4. At this stage, we may point out that the defence of the petitioner
was that the aforesaid property was purchased by his daughter-in-
law and sons respectively; they had their own earnings and
nothing was contributed by the petitioner in this regard. This was
not accepted by the Disciplinary Authority, who returned the
finding that daughter-in-law and son of the petitioner were of
20/22 (though as per the petitioner, they were 23/27 years of age
respectively) years of age and they could not have earned and
accumulated more than Rs.20 lakhs to buy the property in their
names. He inferred that the amount was contributed by the
petitioner. He also inferred that the petitioner could not have
amassed and saved that much of amount keeping in view his
known sources of income. The petitioner had put up his defence
that his daughter-in-law and sons had taken loans from the banks.
However, in spite of the repeated opportunities given to the
petitioner to produce any documentary evidence, he failed to do
so. However, the petitioner produced the documents from the
banks, viz., Canara Bank and Federal Bank Ltd. before the
Appellate Authority to show that his daughter-in-law and his sons
had taken loans for the purchase of the aforesaid property. The
Appellate Authority, however, refused to admit this evidence on
the ground that when in spite of adequate opportunities given to
the petitioner to prove that his sons and daughter-in-law had
taken loan from the banks, he had not availed the opportunity and
there was no reason to grant any further opportunity to the
petitioner to prove the same. The Appellate Authority also
rejected the contention of the petitioner that it was not beyond his
control to produce the required documents and in any case, he
could have summoned the bank officials to prove that loans were
advanced by the respective banks to the two sons and the
daughter-in-law of the petitioner. Challenging this order, the
present writ petition is filed.
5. No doubt, the petitioner was given opportunity to prove that his
sons and daughter-in-law had taken loans from the said two banks
and the petitioner failed to avail that opportunity.

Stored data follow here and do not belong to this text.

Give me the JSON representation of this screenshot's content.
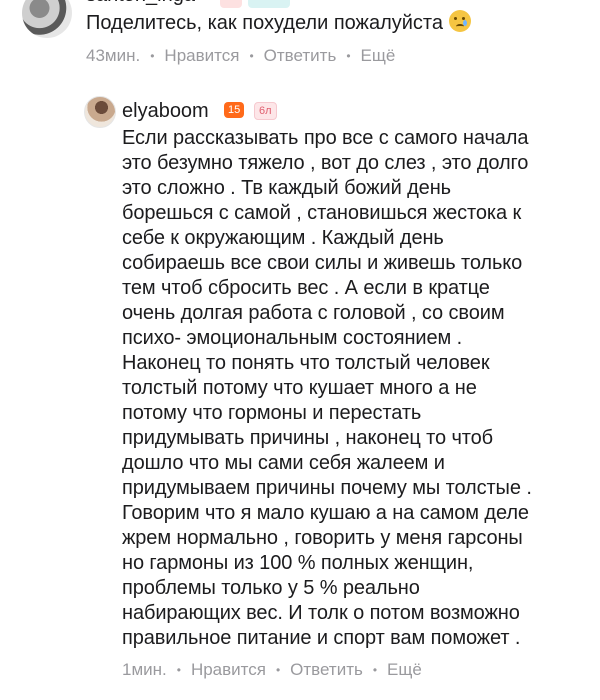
{
  "comments": [
    {
      "username": "santon_inga",
      "text": "Поделитесь, как похудели пожалуйста",
      "time": "43мин.",
      "like": "Нравится",
      "reply": "Ответить",
      "more": "Ещё"
    },
    {
      "username": "elyaboom",
      "badge_level": "15",
      "badge_text": "6л",
      "text": "Если рассказывать про все с самого начала\nэто безумно тяжело , вот до слез , это долго\nэто сложно . Тв каждый божий день\nборешься с самой , становишься жестока к\nсебе к окружающим . Каждый день\nсобираешь все свои силы и живешь только\nтем чтоб сбросить вес . А если в кратце\nочень долгая работа с головой , со своим\nпсихо- эмоциональным состоянием .\nНаконец то понять что толстый человек\nтолстый потому что кушает много а не\nпотому что гормоны и перестать\nпридумывать причины , наконец то чтоб\nдошло что мы сами себя жалеем и\nпридумываем причины почему мы толстые .\nГоворим что  я мало кушаю а на самом деле\nжрем нормально , говорить у меня гарсоны\nно гармоны из 100 % полных женщин,\nпроблемы только у 5 % реально\nнабирающих вес. И толк о потом возможно\nправильное питание и спорт вам поможет .",
      "time": "1мин.",
      "like": "Нравится",
      "reply": "Ответить",
      "more": "Ещё"
    }
  ],
  "colors": {
    "meta": "#9a9a9e",
    "badge_orange": "#ff6a1a",
    "badge_pink": "#fde6e8"
  }
}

However, we
are still of the opinion that when these documents were produced
before the Appellate Authority and sufficient reasons were
furnished by the petitioner because of which he could not produce
the documents earlier, one further opportunity should have been
granted to the petitioner to prove his defence. We are making
these observations also keeping in view the fact that the
documents, which were produced before the Appellate Authority
and are annexed with the present writ petition indicate that some
loans have been taken by the daughter-in-law and sons of the
petitioner from Canara Bank and Federal Bank Ltd. The statement
of accounts from these banks have been filed. They match with
the dates on which the loans were dispersed and property
purchased. These being the bank documents, there is no
possibility of tampering with the same or fabricate such record at
a later date. After all, we are dealing with a case of an employee
and even if it is to be treated that there was negligence on the
part of the petitioner in not producing the documents to prove his
defence, such a hyper-technical view should not have been taken
by not permitting the petitioner to prove his defence. If the
petitioner is able to establish from the documents/records that the
loans were taken by the sons and daughter-in-law of the
petitioner, it may form complete defence to the charges leveled
against him.
6. As pointed out above, the petitioner was appointed in the year
1993 and he has rendered more than 15 years of service. When it
is a question of protecting his employment, we feel that the
petitioner should be given one more chance to prove his defence.
Governed by these reasons, we set aside the orders dated
30.09.2009 passed by the Disciplinary Authority as well as the
order dated 22.01.2010 by the Appellate Authority. The matter is
remitted back to the Disciplinary Authority, who will give an
opportunity to the petitioner to produce the said documents and
also witnesses in support of his defence. After giving the
opportunity and considering the material brought on record by the
petitioner, further action shall be taken by the Disciplinary
Authority.
7. This writ petition is disposed of accordingly.
(A.K. SIKRI) JUDGE
(REVA KHETRAPAL) JUDGE JULY 27, 2010.